Silver which is part of a deposit for a purchase order or part of a redemption distribution is held for a time in the Trust’s Unallocated Account and, previously or subsequently in, the Authorized Participant Unallocated Account of the purchasing or redeeming Authorized Participant. During those times, the Trust and the Authorized Participant, as the case may be, have no proprietary rights to any specific plates of silver held by the Custodian are each an unsecured creditor of the Custodian with respect to the amount of silver held in such unallocated accounts. In addition, if the Custodian fails to allocate the Trust’s silver in a timely manner, in the proper amounts or otherwise in accordance with the terms of the Unallocated Account Agreement, or if a sub-custodian fails to so segregate silver held by it on behalf of the Trust, unallocated silver will not be segregated from the Custodian’s assets, and the Trust will be an unsecured creditor of the Custodian with respect to the amount so held in the event of the insolvency of the Custodian. In the event the Custodian becomes insolvent, the Custodian’s assets might not be adequate to satisfy a claim by the Trust or the Authorized Participant for the amount of silver held in their respective unallocated silver accounts.
In the case of the insolvency of the Custodian, a liquidator may seek to freeze access to the silver held in all of the accounts held by the Custodian, including the Trust’s Allocated Account. Although the Trust would be able to claim ownership of properly allocated silver, the Trust could incur expenses in connection with asserting such claims, and the assertion of such a claim by the liquidator could delay creations and redemptions of Baskets.
In issuing Baskets, the Trustee relies on certain information received from the Custodian which is subject to confirmation after the Trustee has relied on the information. If such information turns out to be incorrect, Baskets may be issued in exchange for an amount of silver which is more or less than the amount of silver which is required to be deposited with the Trust.
The Custodian’s definitive records are prepared after the close of its business day. However, when issuing Baskets, the Trustee relies on information reporting the amount of silver credited to the Trust’s accounts which it receives from the Custodian during the business day and which is subject to correction during the preparation of the Custodian’s definitive records after the close of business. If the information relied upon by the Trustee is incorrect, the amount of silver actually received by the Trust may be more or less than the amount required to be deposited for the issuance of Baskets.
The sale of the Trust’s silver to pay expenses not assumed by the Sponsor at a time of low silver prices could adversely affect the value of the Shares.
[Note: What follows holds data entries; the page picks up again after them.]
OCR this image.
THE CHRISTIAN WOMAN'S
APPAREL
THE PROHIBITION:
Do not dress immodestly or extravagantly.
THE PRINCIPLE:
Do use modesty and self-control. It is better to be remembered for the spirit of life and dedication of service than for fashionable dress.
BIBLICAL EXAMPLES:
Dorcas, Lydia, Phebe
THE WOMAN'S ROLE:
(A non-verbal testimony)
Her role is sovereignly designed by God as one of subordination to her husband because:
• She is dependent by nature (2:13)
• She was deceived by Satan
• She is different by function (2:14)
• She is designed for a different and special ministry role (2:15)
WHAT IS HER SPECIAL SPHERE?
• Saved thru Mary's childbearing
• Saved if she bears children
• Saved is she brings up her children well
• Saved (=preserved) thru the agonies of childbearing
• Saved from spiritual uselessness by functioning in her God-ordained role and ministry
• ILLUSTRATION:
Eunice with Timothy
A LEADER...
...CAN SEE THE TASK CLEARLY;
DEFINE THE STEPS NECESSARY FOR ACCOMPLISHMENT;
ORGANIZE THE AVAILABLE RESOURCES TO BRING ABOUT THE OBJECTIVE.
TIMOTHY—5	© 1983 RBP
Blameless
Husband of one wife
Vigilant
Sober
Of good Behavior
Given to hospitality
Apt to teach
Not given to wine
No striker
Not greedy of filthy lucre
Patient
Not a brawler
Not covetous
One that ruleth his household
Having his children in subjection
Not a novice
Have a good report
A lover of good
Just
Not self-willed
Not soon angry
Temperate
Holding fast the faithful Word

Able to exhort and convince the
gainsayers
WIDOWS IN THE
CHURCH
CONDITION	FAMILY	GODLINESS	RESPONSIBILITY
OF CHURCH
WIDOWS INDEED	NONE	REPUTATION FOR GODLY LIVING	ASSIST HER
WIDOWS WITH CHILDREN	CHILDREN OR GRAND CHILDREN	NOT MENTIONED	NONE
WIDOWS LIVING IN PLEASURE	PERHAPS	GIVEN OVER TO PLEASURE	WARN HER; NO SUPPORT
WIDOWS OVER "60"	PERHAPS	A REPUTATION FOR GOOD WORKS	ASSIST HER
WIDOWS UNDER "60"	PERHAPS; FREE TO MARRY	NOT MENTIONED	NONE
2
The Trustee sells silver held by the Trust to pay Trust expenses not assumed by the Sponsor on an as-needed basis irrespective of then-current silver prices. The Trust is not actively managed and no attempt will be made to buy or sell silver to protect against or to take advantage of fluctuations in the price of silver. Consequently, the Trust’s silver may be sold at a time when the silver price is low, resulting in a negative effect on the value of the Shares.
The value of the Shares will be adversely affected if the Trust is required to indemnify the Sponsor or the Trustee under the Trust Agreement.
Under the Trust Agreement, each of the Sponsor and the Trustee has a right to be indemnified from the Trust for any liability or expense it incurs without gross negligence, bad faith or willful misconduct on its part. That means the Sponsor or the Trustee may require the assets of the Trust to be sold in order to cover losses or liability suffered by it. Any sale of that kind would reduce the NAV of the Trust and the value of the Shares.